En países donde los políticos hacen carrera, todos los trapos sucios del aspirante a político son ventilados con muchos años de anticipación antes de que llegue a ocupar un importante lugar dentro de la escena nacional. Sus problemas del pasado no vienen a visitarlo tarde; lo imposibilitan de entrar en la escena pública, le levantan un muro infranqueable. Pero, en el Perú, cualquier oportunista con suerte puede detentar gigantescas cuotas de poder. Por eso las crisis peruanas no se resuelven nunca o se resuelven solas. Sea porque el político comienza a ser esquilmado por la opinión pública, se revela su pasado –como está sucediendo con Dina Boluarte– y se precipita el escándalo y la tormenta política, como en el caso de Vizcarra; o porque, a pesar de sus pecados, ha encontrado la manera de neutralizar sus inmoralidades y sobrevivir, como Castillo.

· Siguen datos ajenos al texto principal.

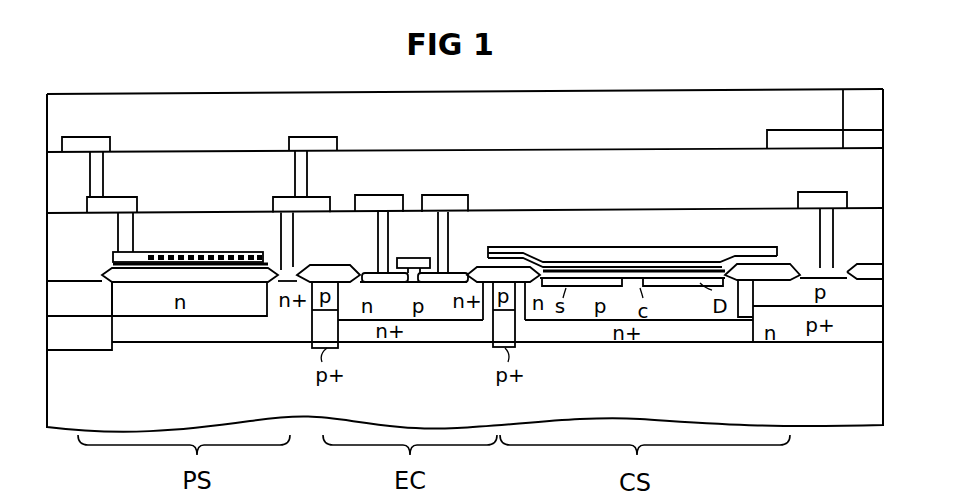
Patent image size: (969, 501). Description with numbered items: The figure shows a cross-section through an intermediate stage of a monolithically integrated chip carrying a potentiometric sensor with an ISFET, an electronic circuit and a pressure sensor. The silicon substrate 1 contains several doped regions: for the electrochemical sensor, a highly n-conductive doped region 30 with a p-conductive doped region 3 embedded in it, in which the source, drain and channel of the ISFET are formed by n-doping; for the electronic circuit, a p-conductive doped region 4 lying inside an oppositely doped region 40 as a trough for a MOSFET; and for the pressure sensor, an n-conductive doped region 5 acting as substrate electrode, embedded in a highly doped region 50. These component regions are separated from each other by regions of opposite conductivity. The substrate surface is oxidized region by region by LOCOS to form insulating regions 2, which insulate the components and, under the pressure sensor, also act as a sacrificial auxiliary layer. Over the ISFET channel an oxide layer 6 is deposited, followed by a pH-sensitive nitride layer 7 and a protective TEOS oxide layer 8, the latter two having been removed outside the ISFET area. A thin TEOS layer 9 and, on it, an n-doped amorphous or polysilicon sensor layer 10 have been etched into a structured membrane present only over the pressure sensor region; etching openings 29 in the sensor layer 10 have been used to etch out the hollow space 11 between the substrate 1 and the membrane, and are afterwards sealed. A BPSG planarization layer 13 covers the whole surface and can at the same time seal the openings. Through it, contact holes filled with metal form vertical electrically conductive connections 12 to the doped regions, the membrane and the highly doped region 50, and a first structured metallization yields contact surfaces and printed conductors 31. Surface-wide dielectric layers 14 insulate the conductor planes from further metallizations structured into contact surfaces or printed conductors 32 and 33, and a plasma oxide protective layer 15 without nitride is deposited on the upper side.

The substrate 1 is at (833, 393).
The insulating regions 2 is at (108, 272).
The p-conductive doped region 3 is at (672, 305).
The doped region 4 is at (433, 307).
The n-conductive doped region 5 is at (153, 307).
The oxide layer 6 is at (577, 263).
The pH-sensitive layer 7 is at (630, 262).
The oxide layer 8 is at (690, 258).
The TEOS layer 9 is at (197, 272).
The sensor layer 10 is at (261, 252).
The hollow space 11 is at (140, 273).
The vertical electrically conductive connections 12 is at (295, 171).
The planarization layer 13 is at (866, 240).
The dielectric layers 14 is at (845, 90).
The protective layer 15 is at (815, 102).
The etching openings 29 is at (197, 252).
The highly n-conductive doped region 30 is at (563, 330).
The contact surfaces and printed conductors 31 is at (437, 196).
The contact surfaces or printed conductors 32 is at (90, 137).
The contact surfaces or printed conductors 33 is at (795, 140).
The oppositely doped region 40 is at (463, 318).
The highly doped region 50 is at (240, 332).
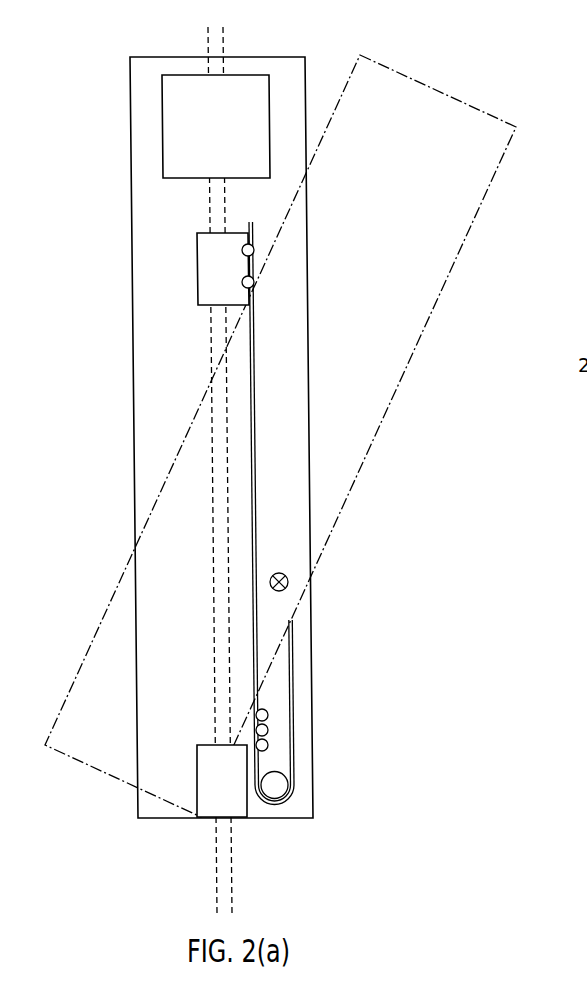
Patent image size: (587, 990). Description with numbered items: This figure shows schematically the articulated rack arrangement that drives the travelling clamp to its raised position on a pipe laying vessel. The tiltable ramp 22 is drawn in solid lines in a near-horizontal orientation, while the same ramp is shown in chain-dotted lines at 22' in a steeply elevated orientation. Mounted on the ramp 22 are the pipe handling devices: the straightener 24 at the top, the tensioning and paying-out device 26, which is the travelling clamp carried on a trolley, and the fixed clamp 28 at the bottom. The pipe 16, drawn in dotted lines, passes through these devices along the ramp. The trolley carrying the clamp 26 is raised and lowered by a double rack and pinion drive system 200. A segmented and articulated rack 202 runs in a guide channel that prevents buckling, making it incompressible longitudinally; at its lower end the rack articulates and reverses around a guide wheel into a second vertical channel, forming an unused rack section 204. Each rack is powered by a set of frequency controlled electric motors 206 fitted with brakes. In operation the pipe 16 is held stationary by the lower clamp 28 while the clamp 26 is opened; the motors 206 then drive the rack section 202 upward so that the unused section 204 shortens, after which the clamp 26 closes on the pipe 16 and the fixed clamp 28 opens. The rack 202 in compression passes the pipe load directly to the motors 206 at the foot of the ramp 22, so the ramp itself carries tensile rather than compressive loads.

Ha habido momentos en los que una solución concertada parecía marcar el ánimo nacional, pero fueron tan insignificantes y breves –como en la Constituyente del 79 o en la transición de Paniagua– que parecen ser más bien excepciones. El carácter cíclico de los problemas nacionales habla de tensiones históricas que se confirman, de problemas que nunca acaban. Todos los actores políticos sabían que una inundación en el norte era cada vez más probable dado el cambio climático, pero como no era un problema que sirviera para ganar réditos políticos, se abandonaba. No sorprende que una ciudad entera colapse, lo que sorprende es que se sepa que va a colapsar, que mucha gente sufrirá y que no haya manera de parar el aluvión. Es un problema frente al que hemos dimitido. La foto de la presidenta Boluarte con el agua hasta las rodillas que muchos compararon con la de Fujimori en pleno fenómeno de El Niño, más que reflejar la estampa del populista enfrentando el problema con liderazgo, refleja una derrota colectiva: pasaron casi 30 años entre cada escena y el problema siguió estando ahí, ahogando a los políticos hasta el cuello. Es una foto que, bien vista, es la demostración irrefutable del fracaso, de los problemas que no se resuelven nunca.
Con políticos que fracasan por impericia y permiten que la democracia sobreviva gracias a que el problema se resolvió por sí mismo; con desastres que no se solucionan nunca y que solo hacen pensar en lo espantoso que sería que un terremoto asolara Lima en las condiciones en las que se encuentra la capital; parece que, más que encontrar soluciones y recetas, debemos alentar los mecanismos que fortalezcan las instituciones, recompensando las carreras políticas largas y las obras que solucionarán problemas para siempre aunque no sean rentables políticamente. Quizá los problemas son más posibilidad cuando los actores políticos se concentran en perdurar. Se ha demonizado tanto que un político quiera perdurar en la simpatía popular que hemos perdido los estímulos para garantizar soluciones que perduren, por lo menos, más de cinco años.